Ban on short selling? US regulators, White House raise alarm on misconduct amid banking crisis
1 min read . Updated: 05 May 2023, 07:51 AM IST
US federal and state officials have begun to investigate the possibility of market manipulation amid the ongoing banking crisis.
Calls for greater regulatory oversight of short selling practices have grown as regional bank shares continue to be under pressure. Short sellers borrow shares they expect to fall in value and then hope to repay the loan at a lower cost, profiting from the difference. According to analytics firm Ortex, short sellers gained $1.2 billion in the first two days of May.

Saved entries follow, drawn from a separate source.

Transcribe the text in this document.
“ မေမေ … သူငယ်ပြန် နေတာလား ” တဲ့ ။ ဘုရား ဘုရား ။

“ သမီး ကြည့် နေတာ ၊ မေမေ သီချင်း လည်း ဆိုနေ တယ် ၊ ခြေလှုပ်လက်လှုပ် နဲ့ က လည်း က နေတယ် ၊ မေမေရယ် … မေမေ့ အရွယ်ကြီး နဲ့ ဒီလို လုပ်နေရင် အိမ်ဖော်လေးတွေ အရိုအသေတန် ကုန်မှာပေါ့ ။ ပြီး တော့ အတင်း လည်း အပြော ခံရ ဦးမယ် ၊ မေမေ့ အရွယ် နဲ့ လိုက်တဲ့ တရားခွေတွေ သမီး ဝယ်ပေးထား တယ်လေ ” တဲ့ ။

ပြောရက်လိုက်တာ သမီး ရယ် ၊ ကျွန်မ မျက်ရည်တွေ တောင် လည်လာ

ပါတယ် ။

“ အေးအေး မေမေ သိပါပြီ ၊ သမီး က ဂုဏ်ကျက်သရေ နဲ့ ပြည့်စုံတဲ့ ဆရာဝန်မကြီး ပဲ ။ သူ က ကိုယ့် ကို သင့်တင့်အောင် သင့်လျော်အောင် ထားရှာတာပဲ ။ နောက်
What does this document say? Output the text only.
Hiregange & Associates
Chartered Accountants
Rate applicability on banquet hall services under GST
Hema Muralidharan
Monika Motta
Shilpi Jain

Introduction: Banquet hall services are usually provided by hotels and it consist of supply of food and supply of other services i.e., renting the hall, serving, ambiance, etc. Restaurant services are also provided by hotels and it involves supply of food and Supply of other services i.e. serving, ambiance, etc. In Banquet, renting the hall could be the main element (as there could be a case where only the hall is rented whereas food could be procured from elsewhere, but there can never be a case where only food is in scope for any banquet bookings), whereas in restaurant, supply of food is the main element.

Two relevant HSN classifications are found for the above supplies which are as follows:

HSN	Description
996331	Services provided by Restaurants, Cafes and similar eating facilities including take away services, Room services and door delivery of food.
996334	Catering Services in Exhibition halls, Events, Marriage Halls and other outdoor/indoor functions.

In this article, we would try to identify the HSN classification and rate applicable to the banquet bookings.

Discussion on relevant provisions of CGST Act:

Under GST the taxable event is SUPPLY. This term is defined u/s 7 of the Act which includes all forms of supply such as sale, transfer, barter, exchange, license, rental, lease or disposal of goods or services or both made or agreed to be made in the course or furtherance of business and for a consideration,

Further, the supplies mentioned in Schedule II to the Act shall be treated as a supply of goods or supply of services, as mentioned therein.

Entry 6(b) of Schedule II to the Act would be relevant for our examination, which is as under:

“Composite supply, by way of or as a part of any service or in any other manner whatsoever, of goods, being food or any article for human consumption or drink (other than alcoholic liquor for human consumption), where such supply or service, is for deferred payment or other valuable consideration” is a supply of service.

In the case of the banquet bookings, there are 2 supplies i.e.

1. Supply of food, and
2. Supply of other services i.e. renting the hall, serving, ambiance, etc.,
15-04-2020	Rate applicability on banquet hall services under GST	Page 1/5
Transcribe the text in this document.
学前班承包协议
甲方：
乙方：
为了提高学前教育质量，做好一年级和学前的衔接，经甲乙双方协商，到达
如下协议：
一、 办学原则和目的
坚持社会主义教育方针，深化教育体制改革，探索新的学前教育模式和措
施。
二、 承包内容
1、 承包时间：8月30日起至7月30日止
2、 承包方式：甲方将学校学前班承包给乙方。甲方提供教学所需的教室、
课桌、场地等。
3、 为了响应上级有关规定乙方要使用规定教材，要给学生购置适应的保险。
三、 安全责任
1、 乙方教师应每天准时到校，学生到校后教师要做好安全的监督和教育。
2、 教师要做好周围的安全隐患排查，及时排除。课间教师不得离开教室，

In the wake of the banking crisis, short sellers have raked in profits as shares of regional banks continue to plummet. US federal and state officials have begun to investigate the possibility of market manipulation behind the significant fluctuations in banking share prices over recent days. The White House has also vowed to monitor "short-selling pressures on healthy banks".
The collapse of First Republic Bank, the third mid-sized US lender to fail in two months, has seen shares of regional banks resume their downward trajectory this week. On May 4 alone, short sellers profited $378.9 million from betting against certain regional banks. The increased short-selling activity and share price volatility have caught the attention of regulators in recent days.
Although the banking sector has sound fundamentals and sufficient capital levels, increased short-selling activity and stock price fluctuations have raised concerns among state and federal officials and regulators. The U.S. Securities and Exchange Commission (SEC) has promised to go after any form of misconduct that might threaten investors or markets.
Ban on short selling?
While short selling is not illegal and considered part of a healthy market, manipulating stock prices is. The SEC defines manipulation as "the intentional or willful conduct designed to deceive or defraud investors by controlling or artificially affecting stock prices".
Despite worries over bank soundness hitting share prices, the SEC official said on Wednesday that the agency was "not currently contemplating" a short-selling ban. US officials at the federal and state level are, however, looking into the possibility of market manipulation behind the significant fluctuations in banking share prices over recent days.
SEC Chair Gary Gensler told Reuters that the SEC was focused on identifying and prosecuting any form of misconduct that might threaten investors, capital formation, or markets more broadly.